2. Pass law stating that “no government can pass or enforce a law protection someone from himself”.

a. If you study the constitution carefully, governments have one job to protect you from me and me from you, but they do not have the power to protect me from me.  However, over the years starting with FDR and Social Security they have invaded the “me from me” area.  For example, under constitutional law the government cannot require me to use a seat belt.  An insurance company can require it, and maybe common sense also but not government.  The government uses all kinds of excuses for passing these laws, like they have to take care of you if you are hurt anyway, but that is not true, they do not have to take care of you and if they do, they can charge you for it. 

b. Why would this law help the cost of court systems?  Because they could not arrest someone for growing, making or using any drug for personal use on one’s own property.  Now I am very against drugs, even legal drugs and I think they are harmful and stupid but I have no right to demand my thinking on you.  I think anyone who sells a harmful drug to someone else is within the constitutional law and should be prosecuted to the extent of the law because this is the job of government – to protect you from me and me from you.  Again if someone drives a car under the influence he falls into the government’s business.  How many people could be let out of jail with just this one law?  It is based on the same logic as the right to keep and bear arms.

3. Pass law stating that “all precedent case law is outlawed”.

a. Precedent cases and binding precedent case law are the use of previous cases to influence the court by showing what some  judge ruled in a previous and similar  case.

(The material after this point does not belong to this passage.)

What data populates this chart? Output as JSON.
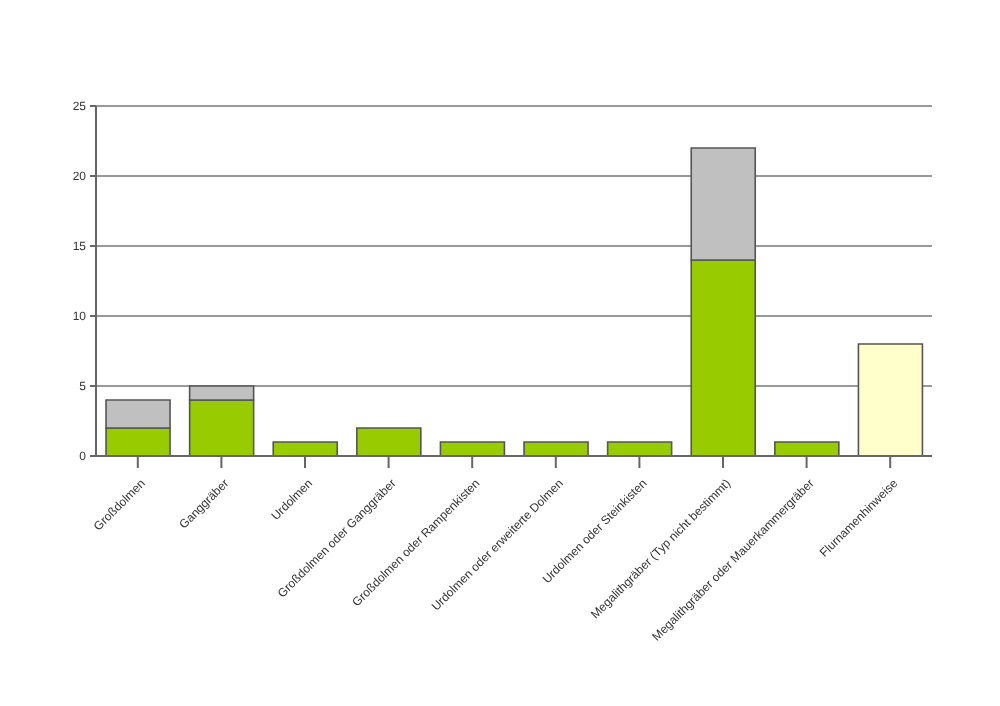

Binding precedent as we know it today simply did not exist at the time the Constitution was framed. Prior to 1910 the only law a lawyer or judge needed were constitutional provisions, relevant statues and underlying public policies.  All this was married to the natural law.  The rule of law was the law and not present or past judges.

Judges saw themselves as merely declaring the law which had always theoretically existed, not making it. Therefore, a judge could reject another judge's opinion as simply an incorrect statement of the law, like how scientists regularly reject each other's conclusions as incorrect statements of the laws of science.

The contemporary rule of binding precedent became possible in the U.S. in the nineteenth century only after the creation of a clear court hierarchy and the beginning of regular verbatim publication of U.S. appellate decisions.

Somewhere around 1910 a lawyer used the decision of a judge in a similar case to influence the judge (this similar case was not even from America but from England, where there is not even a constitution).  From then on lawyers started doing this over and over until it has become common practice.  Now when you go into a lawyer’s office you find walls of books containing cases of every kind and a decision can be found on both sides of a case.

Where the court had its power in the constitution before, today’s decision does not even pretend that its opinion is demanded by the constitution, and yet imposes its Court-made code upon the States.  If this was part of the law before 1910, the Supreme Court could not have reversed the stupid law that had stated that Negros were not real humans.

This is not the system that was established by the Framers, or that would be established by any sane supporter of government by the people.

I can offer other changes that I am passionate about like the removal of Psychiatry from the system but this is enough for now.

Saving billions per year

If the above three laws were passed we could drop the cost of the court system to almost nothing and free the innocent from any expense.  This would also drop the cost of liability insurance for businesses, doctors, homeowners, and drivers by billions. It would take 30% of the people out of jail. There are also simple ideas to save the cost of prisons. But that is for another day.